Estas, e outras verdades, todos nós sabemos. Vocês sabem que tudo isso que eu disse até agora é verdade, não é? Pois bem: o meu único orgulho,como intelectual, é conseguir exprimir com palavras todos estes problemas. A vida toda passei refletindo sobre eles. E na maior parte das vezes me senti muito mal com isto. Mas também existe a esperança de que o ser humano vá progredindo, vá aprendendo a descobrir em si mesmo e no outro toda a sua potencialidade de prazer. Afinal, só na nossa pele temos cerca de 150.000 pontos sensíveis…O que nos dá a impossibilidade de repetição da mesma sensação prazerosa…Mas com a péssima deformação educacional que sofremos, estamos fechados, encurralados, incapazes de nos mexer. Perdemos a autenticidade, a transparência, a potencialidade de desfrutar a vida ao máximo.

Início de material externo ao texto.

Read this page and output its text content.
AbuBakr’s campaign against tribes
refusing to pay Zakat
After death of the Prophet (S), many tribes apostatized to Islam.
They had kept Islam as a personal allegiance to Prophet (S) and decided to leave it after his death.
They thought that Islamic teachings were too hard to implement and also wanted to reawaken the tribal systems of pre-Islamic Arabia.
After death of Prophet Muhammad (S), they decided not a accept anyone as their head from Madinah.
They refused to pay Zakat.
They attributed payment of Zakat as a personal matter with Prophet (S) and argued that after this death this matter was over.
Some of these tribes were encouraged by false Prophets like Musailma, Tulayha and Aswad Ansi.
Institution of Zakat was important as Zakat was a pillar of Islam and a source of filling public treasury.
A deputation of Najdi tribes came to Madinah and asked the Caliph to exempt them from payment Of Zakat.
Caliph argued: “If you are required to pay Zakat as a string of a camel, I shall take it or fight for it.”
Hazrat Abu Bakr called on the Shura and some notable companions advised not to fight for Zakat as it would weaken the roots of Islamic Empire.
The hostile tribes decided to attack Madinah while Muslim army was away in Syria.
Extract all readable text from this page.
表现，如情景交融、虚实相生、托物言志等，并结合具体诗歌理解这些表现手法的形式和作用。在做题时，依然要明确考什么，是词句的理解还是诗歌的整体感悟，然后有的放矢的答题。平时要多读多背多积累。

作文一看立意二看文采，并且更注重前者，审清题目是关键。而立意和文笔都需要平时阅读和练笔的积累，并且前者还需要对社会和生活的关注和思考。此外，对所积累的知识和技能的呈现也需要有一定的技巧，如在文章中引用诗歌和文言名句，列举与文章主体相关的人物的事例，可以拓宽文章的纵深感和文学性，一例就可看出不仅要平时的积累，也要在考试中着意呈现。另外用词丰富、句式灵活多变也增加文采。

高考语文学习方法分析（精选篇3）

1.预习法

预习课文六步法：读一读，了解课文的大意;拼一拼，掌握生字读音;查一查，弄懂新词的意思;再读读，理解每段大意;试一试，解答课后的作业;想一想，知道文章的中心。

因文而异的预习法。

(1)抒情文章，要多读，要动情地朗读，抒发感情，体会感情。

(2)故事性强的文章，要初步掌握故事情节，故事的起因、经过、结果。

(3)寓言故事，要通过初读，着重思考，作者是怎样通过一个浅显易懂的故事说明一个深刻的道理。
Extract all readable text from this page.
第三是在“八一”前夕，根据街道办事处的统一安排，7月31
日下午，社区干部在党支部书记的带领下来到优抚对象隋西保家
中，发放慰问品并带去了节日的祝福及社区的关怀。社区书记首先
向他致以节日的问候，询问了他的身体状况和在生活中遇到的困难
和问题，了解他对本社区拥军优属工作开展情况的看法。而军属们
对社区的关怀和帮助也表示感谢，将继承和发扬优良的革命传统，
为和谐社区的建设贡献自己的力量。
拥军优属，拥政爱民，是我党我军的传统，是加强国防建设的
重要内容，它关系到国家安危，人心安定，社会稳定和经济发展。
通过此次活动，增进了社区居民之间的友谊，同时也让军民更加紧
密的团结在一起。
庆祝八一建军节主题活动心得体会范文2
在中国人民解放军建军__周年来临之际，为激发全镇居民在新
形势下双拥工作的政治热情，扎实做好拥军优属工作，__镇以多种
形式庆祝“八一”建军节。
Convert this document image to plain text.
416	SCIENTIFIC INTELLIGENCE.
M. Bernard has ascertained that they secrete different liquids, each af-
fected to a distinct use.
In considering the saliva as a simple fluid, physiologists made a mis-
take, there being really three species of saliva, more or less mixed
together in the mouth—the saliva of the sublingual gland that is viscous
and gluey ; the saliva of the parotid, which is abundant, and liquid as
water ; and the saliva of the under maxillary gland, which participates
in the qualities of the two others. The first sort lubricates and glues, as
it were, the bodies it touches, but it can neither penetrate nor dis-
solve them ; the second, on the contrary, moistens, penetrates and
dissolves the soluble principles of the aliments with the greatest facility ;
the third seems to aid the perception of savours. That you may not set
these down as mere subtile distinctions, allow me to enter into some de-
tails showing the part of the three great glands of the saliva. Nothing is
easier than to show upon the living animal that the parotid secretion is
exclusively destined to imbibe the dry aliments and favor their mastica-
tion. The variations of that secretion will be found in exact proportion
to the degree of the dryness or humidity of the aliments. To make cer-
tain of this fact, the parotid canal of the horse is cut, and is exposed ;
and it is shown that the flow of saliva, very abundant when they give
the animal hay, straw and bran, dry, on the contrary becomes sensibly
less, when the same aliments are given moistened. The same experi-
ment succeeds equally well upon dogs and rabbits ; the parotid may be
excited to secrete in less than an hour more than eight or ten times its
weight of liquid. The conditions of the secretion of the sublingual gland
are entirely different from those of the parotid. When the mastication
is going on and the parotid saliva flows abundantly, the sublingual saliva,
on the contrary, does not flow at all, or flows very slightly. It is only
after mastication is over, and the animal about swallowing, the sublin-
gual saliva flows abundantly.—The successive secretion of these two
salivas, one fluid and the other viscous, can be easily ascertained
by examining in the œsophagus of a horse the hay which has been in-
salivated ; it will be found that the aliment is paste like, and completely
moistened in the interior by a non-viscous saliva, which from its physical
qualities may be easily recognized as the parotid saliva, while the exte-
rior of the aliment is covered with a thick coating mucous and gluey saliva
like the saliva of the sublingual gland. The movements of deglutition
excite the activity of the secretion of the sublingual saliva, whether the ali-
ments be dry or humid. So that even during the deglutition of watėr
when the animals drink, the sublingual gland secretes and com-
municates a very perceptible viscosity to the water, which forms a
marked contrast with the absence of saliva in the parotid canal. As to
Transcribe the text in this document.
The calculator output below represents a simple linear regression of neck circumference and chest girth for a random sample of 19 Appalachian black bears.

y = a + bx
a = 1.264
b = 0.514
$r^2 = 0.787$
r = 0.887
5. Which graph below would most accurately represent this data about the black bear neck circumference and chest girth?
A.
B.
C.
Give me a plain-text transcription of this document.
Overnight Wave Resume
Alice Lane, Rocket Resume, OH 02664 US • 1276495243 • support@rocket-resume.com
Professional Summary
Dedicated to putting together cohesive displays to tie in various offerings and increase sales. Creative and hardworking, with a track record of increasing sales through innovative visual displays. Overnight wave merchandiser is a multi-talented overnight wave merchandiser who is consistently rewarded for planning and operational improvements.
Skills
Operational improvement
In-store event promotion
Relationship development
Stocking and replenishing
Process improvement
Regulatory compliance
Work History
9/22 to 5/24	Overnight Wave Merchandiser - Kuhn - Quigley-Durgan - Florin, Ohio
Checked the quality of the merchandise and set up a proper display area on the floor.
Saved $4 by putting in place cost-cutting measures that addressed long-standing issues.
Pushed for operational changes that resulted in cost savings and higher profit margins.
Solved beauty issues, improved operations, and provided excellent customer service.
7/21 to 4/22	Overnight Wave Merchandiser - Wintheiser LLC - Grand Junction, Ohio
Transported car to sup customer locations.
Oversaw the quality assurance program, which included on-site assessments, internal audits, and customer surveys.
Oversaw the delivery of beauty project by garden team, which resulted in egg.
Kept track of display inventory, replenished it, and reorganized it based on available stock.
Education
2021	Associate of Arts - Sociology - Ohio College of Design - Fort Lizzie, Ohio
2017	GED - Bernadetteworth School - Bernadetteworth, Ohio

Bem, estes são alguns pontos que eu quis colocar para vocês, algo que levei a vida toda refletindo e experimentando, os princípios que norteiam a minha prática terapêutica e que procuro desenvolver nos meus livros”.
Palestra realizada para estudantes na Biblioteca Mário de Andrade, em São Paulo, nos dias 20 e 27 de setembro de 1996.
Jose Angelo Gaiarsa nasceu em Santo André em 19 de agosto de 1920. Psiquiatra, autor de mais de 35 livros e com intensa participação na imprensa, principalmente a televisiva. Formado em medicina pela Universidade de São Paulo e especializado em Psiquiatria pela Associação Paulista de Medicina, foi o introdutor das técnicas corporais em psicoterapia no Brasil. Durante dez anos (de 1983 a 1993), Gaiarsa apresentou o quadro Quebra-Cabeça do Programa Dia-a-Dia, transmitido pela Rede Bandeirantes, em que analisava problemas emocionais, contando sempre com a participação dos espectadores. O médico ainda era especialista em comunicação não verbal. Suas produções na área da psicoterapia têm contribuído para a produção científica e para a socialização dos conhecimentos científicos sobre temas como família, sexualidade e relacionamentos amorosos. Alguns de seus livros: “Tratado geral sobre fofoca” (1978), “O espelho mágico” 91984), “Como enfrentar a velhice” (1986), “Poder e prazer” (1986), “A engrenagem e a flor” (1986), “As vozes da consciência” (1991), “O que é corpo” (1991), “Minha querida mamãe” (1993), “Respiração, angústia e renascimento” (1995). Gaiarsa faleceu na capital paulista no dia 16 de outubro de 2010, aos 90 anos de idade.